American bass guitarist

Tom Barney is an American bass guitarist and session/touring musician. Active since the late 1970s, he has recorded with Miles Davis and worked extensively with Steely Dan on the live album Alive in America (1995) and the concert video Two Against Nature: Plush TV Jazz-Rock Party in Hi-Fi Stereo (2000). He is also a long-time member of the orchestra for the Broadway production of The Lion King in New York.
== Career ==
=== Session and touring work ===
Barney began appearing on jazz and pop recordings in the late 1970s and early 1980s and has since amassed extensive sideman credits across genres. In 1983 he recorded with Miles Davis during a period documented by the trumpeter’s official site. He worked extensively with saxophonist David Sanborn during the 1980s and 1990s, including an appearance with guitarist Hiram Bullock and Sanborn at Live Under the Sky 90 in Japan, was in the house band for the Sanborn-hosted NBC music variety show Night Music. A contemporary Los Angeles Times review of a 1989 David Sanborn concert singled out the band led by bassist Tom Barney.

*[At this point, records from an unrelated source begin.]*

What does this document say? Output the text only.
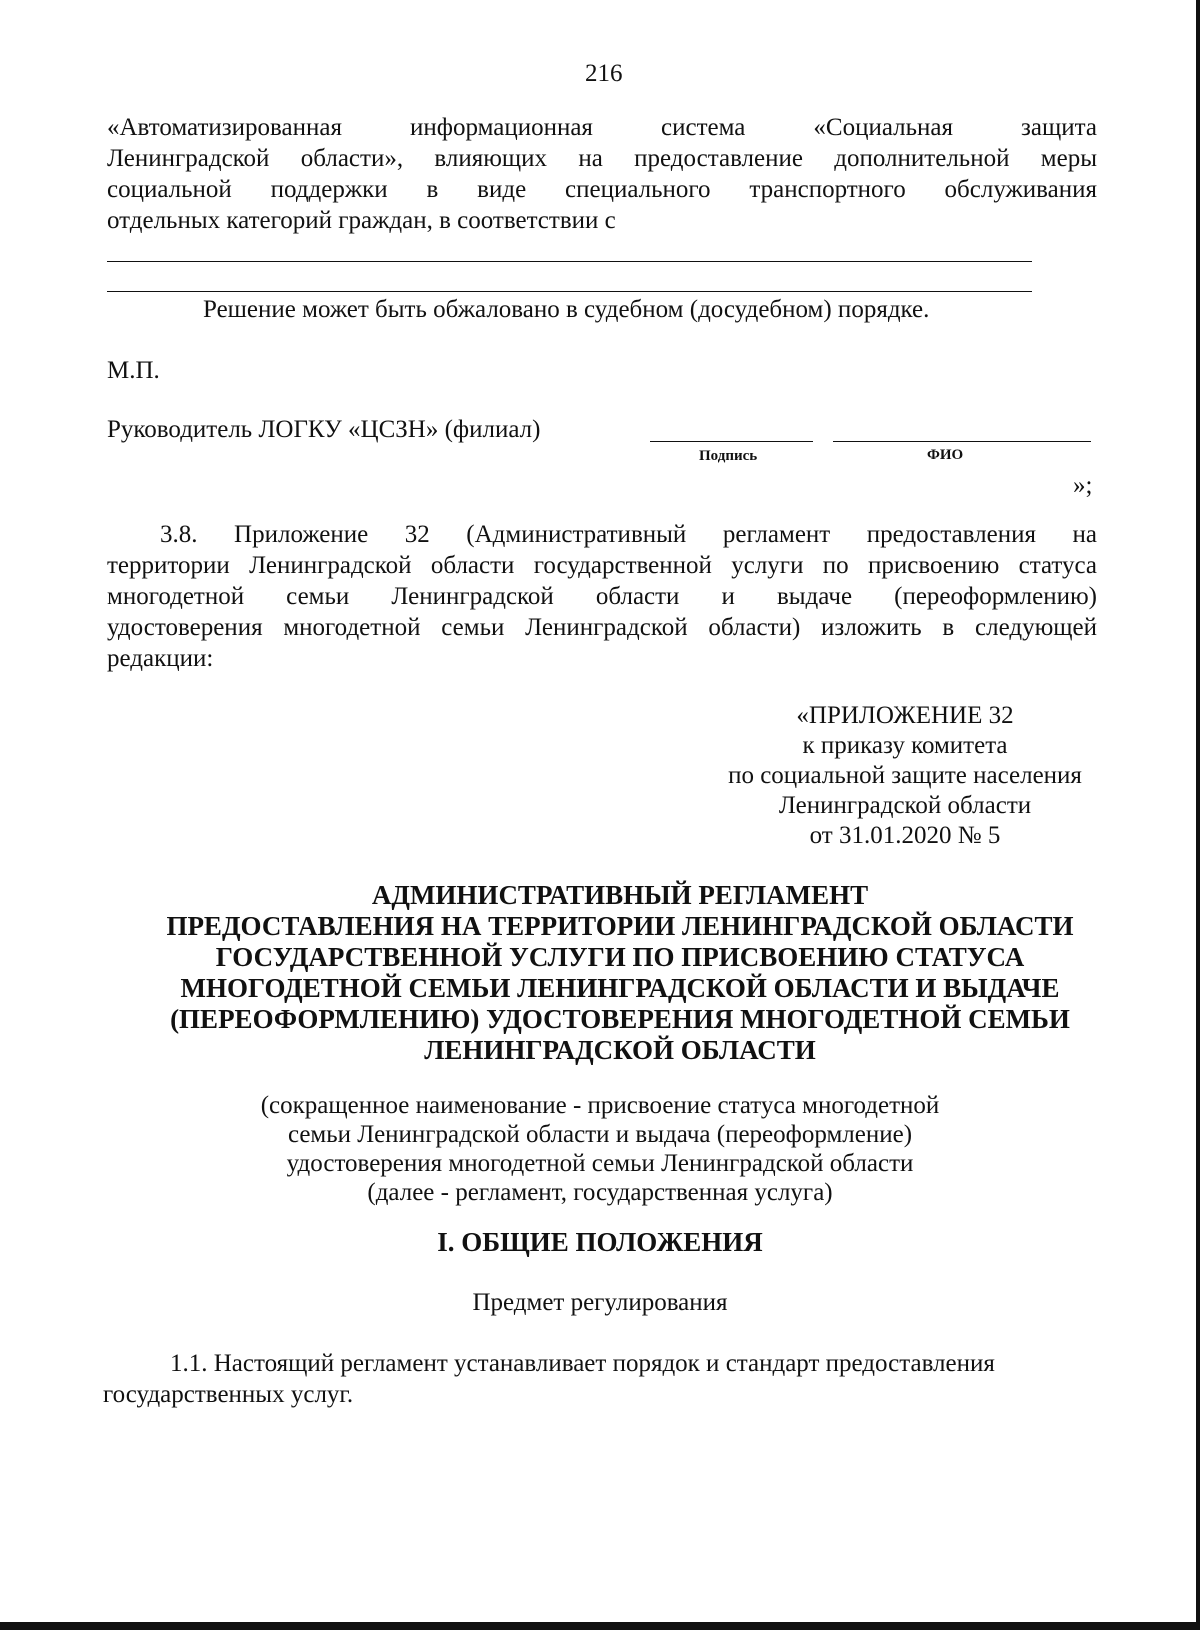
216
«Автоматизированная информационная система «Социальная защита
Ленинградской области», влияющих на предоставление дополнительной меры
социальной поддержки в виде специального транспортного обслуживания
отдельных категорий граждан, в соответствии с
Решение может быть обжаловано в судебном (досудебном) порядке.
М.П.
Руководитель ЛОГКУ «ЦСЗН» (филиал)
Подпись	ФИО
»;
3.8. Приложение 32 (Административный регламент предоставления на
территории Ленинградской области государственной услуги по присвоению статуса
многодетной семьи Ленинградской области и выдаче (переоформлению)
удостоверения многодетной семьи Ленинградской области) изложить в следующей
редакции:
«ПРИЛОЖЕНИЕ 32
к приказу комитета
по социальной защите населения
Ленинградской области
от 31.01.2020 № 5
АДМИНИСТРАТИВНЫЙ РЕГЛАМЕНТ
ПРЕДОСТАВЛЕНИЯ НА ТЕРРИТОРИИ ЛЕНИНГРАДСКОЙ ОБЛАСТИ
ГОСУДАРСТВЕННОЙ УСЛУГИ ПО ПРИСВОЕНИЮ СТАТУСА
МНОГОДЕТНОЙ СЕМЬИ ЛЕНИНГРАДСКОЙ ОБЛАСТИ И ВЫДАЧЕ
(ПЕРЕОФОРМЛЕНИЮ) УДОСТОВЕРЕНИЯ МНОГОДЕТНОЙ СЕМЬИ
ЛЕНИНГРАДСКОЙ ОБЛАСТИ
(сокращенное наименование - присвоение статуса многодетной
семьи Ленинградской области и выдача (переоформление)
удостоверения многодетной семьи Ленинградской области
(далее - регламент, государственная услуга)
I. ОБЩИЕ ПОЛОЖЕНИЯ
Предмет регулирования
1.1. Настоящий регламент устанавливает порядок и стандарт предоставления
государственных услуг.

=== Work with Steely Dan ===
Barney was part of Steely Dan’s touring and recording lineup in the 1990s. He is credited on the group’s first live album, Alive in America (1995), recorded on the 1993–1994 tours and appears on the 2000 concert video Two Against Nature: Plush TV Jazz-Rock Party in Hi-Fi Stereo.

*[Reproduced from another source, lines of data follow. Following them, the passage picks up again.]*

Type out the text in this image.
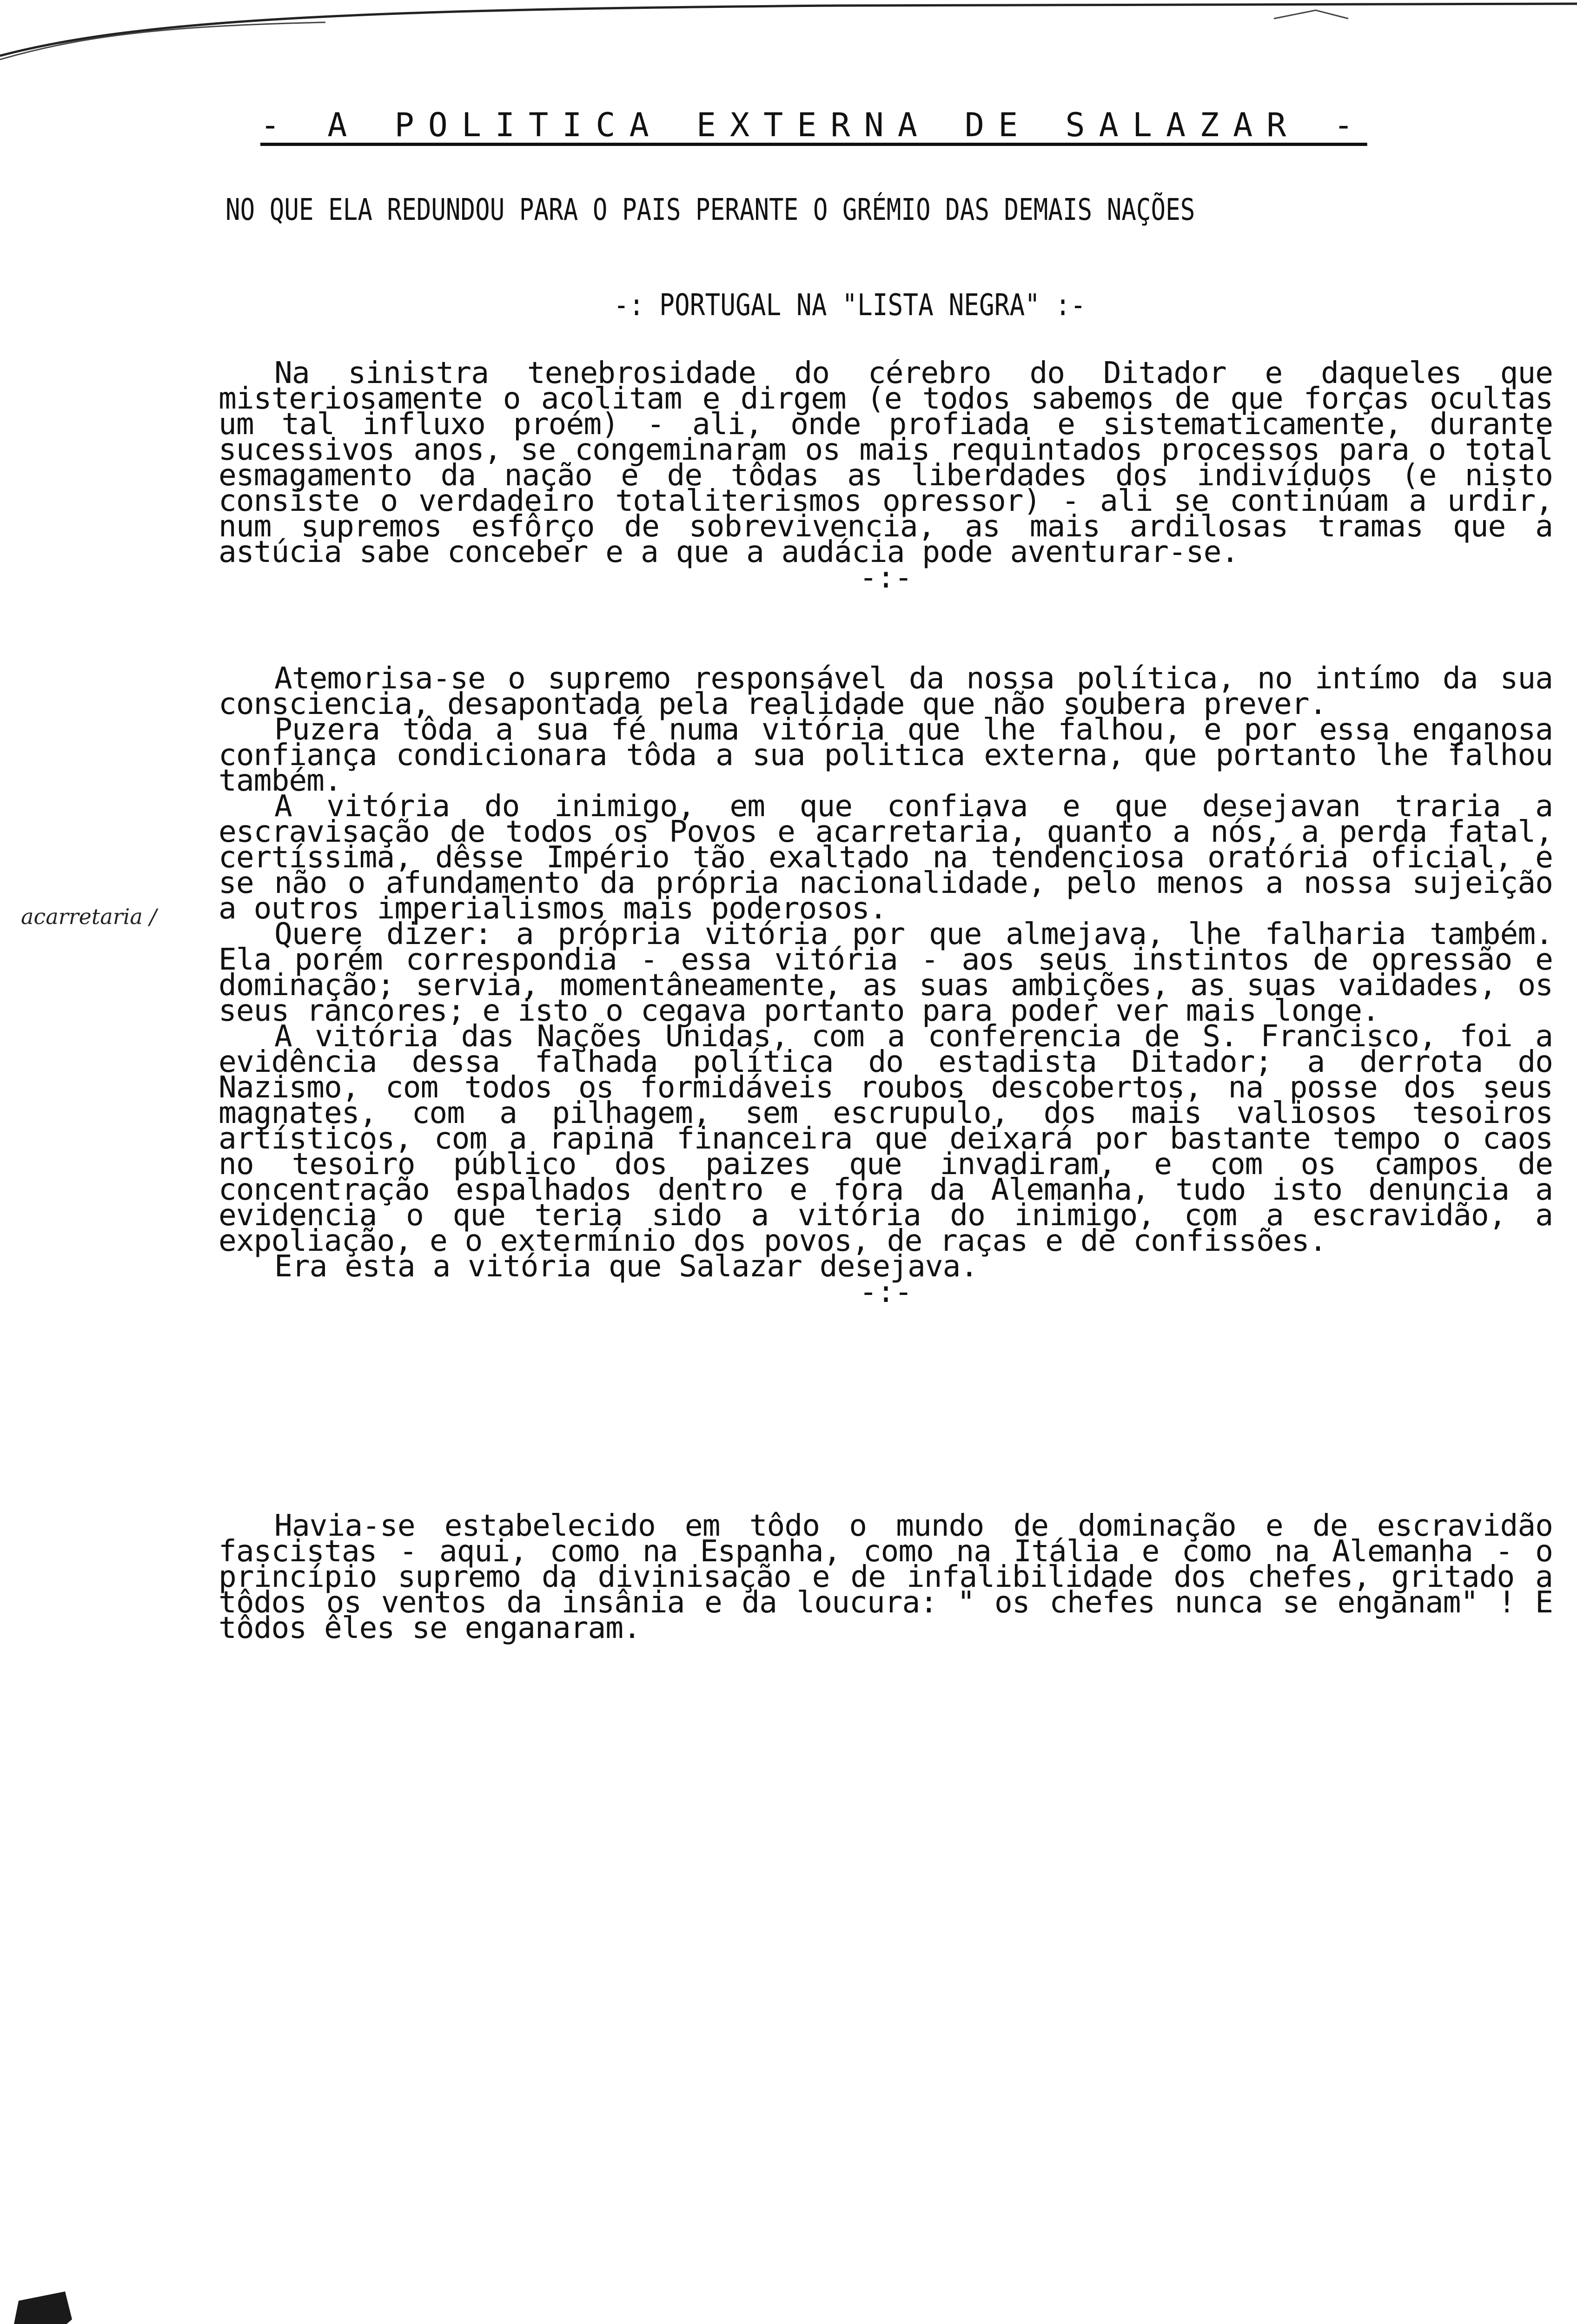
- A POLITICA EXTERNA DE SALAZAR -
NO QUE ELA REDUNDOU PARA O PAIS PERANTE O GRÉMIO DAS DEMAIS NAÇÕES
-: PORTUGAL NA "LISTA NEGRA" :-
acarretaria /

Na sinistra tenebrosidade do cérebro do Ditador e daqueles que misteriosamente o acolitam e dirgem (e todos sabemos de que forças ocultas um tal influxo proém) - ali, onde profiada e sistematicamente, durante sucessivos anos, se congeminaram os mais requintados processos para o total esmagamento da nação e de tôdas as liberdades dos indivíduos (e nisto consiste o verdadeiro totaliterismos opressor) - ali se continúam a urdir, num supremos esfôrço de sobrevivencia, as mais ardilosas tramas que a astúcia sabe conceber e a que a audácia pode aventurar-se.

-:-

Atemorisa-se o supremo responsável da nossa política, no intímo da sua consciencia, desapontada pela realidade que não soubera prever.

Puzera tôda a sua fé numa vitória que lhe falhou, e por essa enganosa confiança condicionara tôda a sua politica externa, que portanto lhe falhou também.

A vitória do inimigo, em que confiava e que desejavan traria a escravisação de todos os Povos e acarretaria, quanto a nós, a perda fatal, certíssima, dêsse Império tão exaltado na tendenciosa oratória oficial, e se não o afundamento da própria nacionalidade, pelo menos a nossa sujeição a outros imperialismos mais poderosos.

Quere dizer: a própria vitória por que almejava, lhe falharia também. Ela porém correspondia - essa vitória - aos seus instintos de opressão e dominação; servia, momentâneamente, as suas ambições, as suas vaidades, os seus rancores; e isto o cegava portanto para poder ver mais longe.

A vitória das Nações Unidas, com a conferencia de S. Francisco, foi a evidência dessa falhada política do estadista Ditador; a derrota do Nazismo, com todos os formidáveis roubos descobertos, na posse dos seus magnates, com a pilhagem, sem escrupulo, dos mais valiosos tesoiros artísticos, com a rapina financeira que deixará por bastante tempo o caos no tesoiro público dos paizes que invadiram, e com os campos de concentração espalhados dentro e fora da Alemanha, tudo isto denuncia a evidencia o que teria sido a vitória do inimigo, com a escravidão, a expoliação, e o extermínio dos povos, de raças e de confissões.

Era esta a vitória que Salazar desejava.

-:-

Havia-se estabelecido em tôdo o mundo de dominação e de escravidão fascistas - aqui, como na Espanha, como na Itália e como na Alemanha - o princípio supremo da divinisação e de infalibilidade dos chefes, gritado a tôdos os ventos da insânia e da loucura: " os chefes nunca se enganam" ! E tôdos êles se enganaram.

=== Broadway and theatre ===
Barney has held the bass chair for the Broadway production of The Lion King; the Internet Broadway Database lists him among the show’s musicians. Reporting from the orchestra pit in 2025 also refers to “bassist Thom (Tom) Barney,” reflecting his long association with the production.

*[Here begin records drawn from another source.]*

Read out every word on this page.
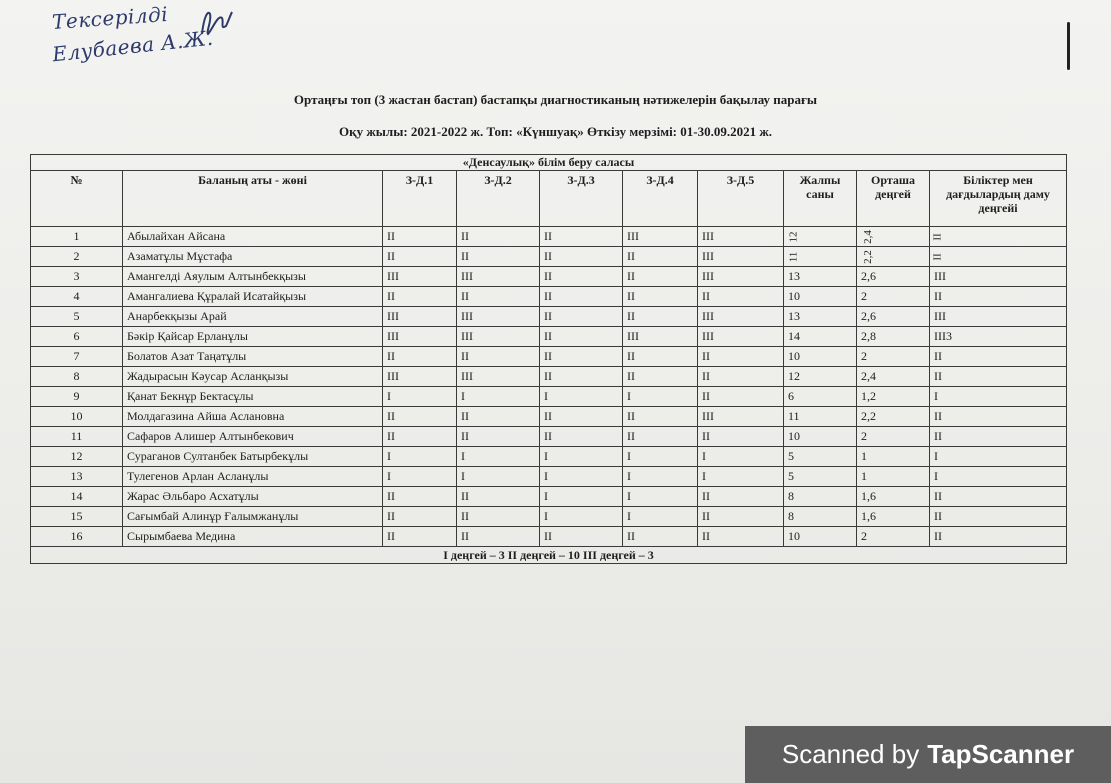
Тексерілді
Елубаева А.Ж.
Ортаңғы топ (3 жастан бастап) бастапқы диагностиканың нәтижелерін бақылау парағы
Оқу жылы: 2021-2022 ж. Топ: «Күншуақ» Өткізу мерзімі: 01-30.09.2021 ж.
«Денсаулық» білім беру саласы									
№	Баланың аты - жөні	З-Д.1	З-Д.2	З-Д.3	З-Д.4	З-Д.5	Жалпы саны	Орташа деңгей	Біліктер мен дағдылардың даму деңгейі
1	Абылайхан Айсана	II	II	II	III	III	12	2,4	II
2	Азаматұлы Мұстафа	II	II	II	II	III	11	2,2	II
3	Амангелді Аяулым Алтынбекқызы	III	III	II	II	III	13	2,6	III
4	Амангалиева Құралай Исатайқызы	II	II	II	II	II	10	2	II
5	Анарбекқызы Арай	III	III	II	II	III	13	2,6	III
6	Бәкір Қайсар Ерланұлы	III	III	II	III	III	14	2,8	III3
7	Болатов Азат Таңатұлы	II	II	II	II	II	10	2	II
8	Жадырасын Кәусар Асланқызы	III	III	II	II	II	12	2,4	II
9	Қанат Бекнұр Бектасұлы	I	I	I	I	II	6	1,2	I
10	Молдагазина Айша Аслановна	II	II	II	II	III	11	2,2	II
11	Сафаров Алишер Алтынбекович	II	II	II	II	II	10	2	II
12	Сураганов Султанбек Батырбекұлы	I	I	I	I	I	5	1	I
13	Тулегенов Арлан Асланұлы	I	I	I	I	I	5	1	I
14	Жарас Әльбаро Асхатұлы	II	II	I	I	II	8	1,6	II
15	Сағымбай Алинұр Ғалымжанұлы	II	II	I	I	II	8	1,6	II
16	Сырымбаева Медина	II	II	II	II	II	10	2	II
I деңгей – 3 II деңгей – 10 III деңгей – 3									
Scanned by TapScanner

== Selected discography ==

- Steely Dan – Alive in America (Giant, 1995) – bass.
- Steely Dan – Two Against Nature: Plush TV Jazz-Rock Party in Hi-Fi Stereo (Image Entertainment, 2000, DVD/video) – bass.
- Regina Belle – Stay with Me (Columbia, 1989) – bass (select tracks).
- Carnegie Hall Salutes the Jazz Masters: Verve 50th Anniversary (live, 1994; various artists) – house band/ensemble including Tom Barney (bass).